»Sozialstaat ist unsozial geworden«
Sechs Monate vor der Bundestagswahl schreiben Renchtäler Kommunalpolitiker ihre persönlichen Wünsche an die Abgeordneten auf. Bei Karlheinz Bayer aus Bad Peterstal-Griesbach (63), seit 2009 FDP-Kreisrat, stehen drei Entscheidungen auf dem Zettel, die der neue Bundestag korrigieren sollte.
Was wünschen Sie sich von der neuen Regierung?

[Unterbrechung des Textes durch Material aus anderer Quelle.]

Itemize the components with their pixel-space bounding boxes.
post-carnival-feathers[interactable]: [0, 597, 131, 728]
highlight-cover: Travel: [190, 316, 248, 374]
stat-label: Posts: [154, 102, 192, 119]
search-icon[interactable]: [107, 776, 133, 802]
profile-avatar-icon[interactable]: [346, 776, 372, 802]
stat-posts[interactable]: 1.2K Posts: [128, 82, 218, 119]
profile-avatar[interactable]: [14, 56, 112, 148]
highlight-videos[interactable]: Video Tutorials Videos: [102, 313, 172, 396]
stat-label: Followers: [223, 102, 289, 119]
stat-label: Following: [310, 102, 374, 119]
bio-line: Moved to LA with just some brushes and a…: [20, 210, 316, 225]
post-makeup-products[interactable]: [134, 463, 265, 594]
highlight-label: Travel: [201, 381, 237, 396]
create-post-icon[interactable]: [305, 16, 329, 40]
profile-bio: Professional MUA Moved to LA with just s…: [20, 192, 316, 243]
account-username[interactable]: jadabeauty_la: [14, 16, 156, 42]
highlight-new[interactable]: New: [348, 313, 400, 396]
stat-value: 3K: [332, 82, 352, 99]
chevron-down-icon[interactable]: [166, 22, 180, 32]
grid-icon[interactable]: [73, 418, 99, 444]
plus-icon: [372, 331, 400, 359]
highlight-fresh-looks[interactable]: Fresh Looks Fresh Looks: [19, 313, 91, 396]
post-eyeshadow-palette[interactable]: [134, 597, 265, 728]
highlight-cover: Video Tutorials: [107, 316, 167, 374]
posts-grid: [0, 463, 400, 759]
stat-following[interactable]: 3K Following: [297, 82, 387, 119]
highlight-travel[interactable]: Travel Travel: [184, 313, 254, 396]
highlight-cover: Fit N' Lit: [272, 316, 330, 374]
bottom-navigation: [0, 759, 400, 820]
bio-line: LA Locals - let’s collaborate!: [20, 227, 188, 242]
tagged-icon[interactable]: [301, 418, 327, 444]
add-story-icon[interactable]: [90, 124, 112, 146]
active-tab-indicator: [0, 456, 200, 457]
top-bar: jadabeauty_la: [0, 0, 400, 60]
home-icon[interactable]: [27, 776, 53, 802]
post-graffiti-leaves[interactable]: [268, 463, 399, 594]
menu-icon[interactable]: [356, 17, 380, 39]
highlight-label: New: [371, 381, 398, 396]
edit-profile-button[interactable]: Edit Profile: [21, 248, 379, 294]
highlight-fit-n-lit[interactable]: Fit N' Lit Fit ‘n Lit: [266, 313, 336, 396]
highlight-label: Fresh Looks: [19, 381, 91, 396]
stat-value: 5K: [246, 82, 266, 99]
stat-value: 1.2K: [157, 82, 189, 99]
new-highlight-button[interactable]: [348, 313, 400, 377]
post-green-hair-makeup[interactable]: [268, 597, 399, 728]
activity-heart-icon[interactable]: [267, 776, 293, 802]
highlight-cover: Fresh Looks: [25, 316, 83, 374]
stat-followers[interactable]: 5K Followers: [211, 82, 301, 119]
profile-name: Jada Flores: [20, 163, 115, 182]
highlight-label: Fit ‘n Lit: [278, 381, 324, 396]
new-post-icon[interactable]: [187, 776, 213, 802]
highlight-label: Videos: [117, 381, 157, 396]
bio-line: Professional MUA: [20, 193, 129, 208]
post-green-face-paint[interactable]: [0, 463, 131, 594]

Karlheinz Bayer: Innenpolitisch weniger panische Schnellschüsse, wenn es um den Terrorismus geht, dafür ein konsequenteres Vorgehen gegen den zunehmenden Rechtsruck und die Verrohung, die sich immer noch ungestraft und unverfolgt am rechten Rand abspielt. Außenpolitisch drei wachsame Augen gegenüber Russland, China und den USA; mehr Souveränität gegenüber der EU und der EZB; Abkehr von TTIP und CETA. Wirtschafts- und marktpolitisch eine Stärkung des Mittelstands, der Handwerker und der Freiberufler; Umsetzung der Energiewende zugunsten der Erneuerbaren Energien; gleicher Lohn für gleiche Arbeit, für Frauen und Männer. Sozialpolitisch vernünftige und belastbare Aussagen über die Zukunft der Rente; die Abschaffung der Hartz-Gesetze und Wiedereinführung des vorherigen Zustands; eine deutliche Anhebung des Mindestlohns; deutlichere Förderung von Familien mit Kindern zu Lasten von Unverheirateten und Paaren ohne Kinder. Gesundheitspolitisch Wiedereinführung gleicher Arbeitgeber- und Arbeitnehmeranteile; Abschaffung der sozialabgabebefreiten Beschäftigungen; angemessene Finanzierung der Krankenhäuser ebenso wie der Praxen in benachteiligten Regionen.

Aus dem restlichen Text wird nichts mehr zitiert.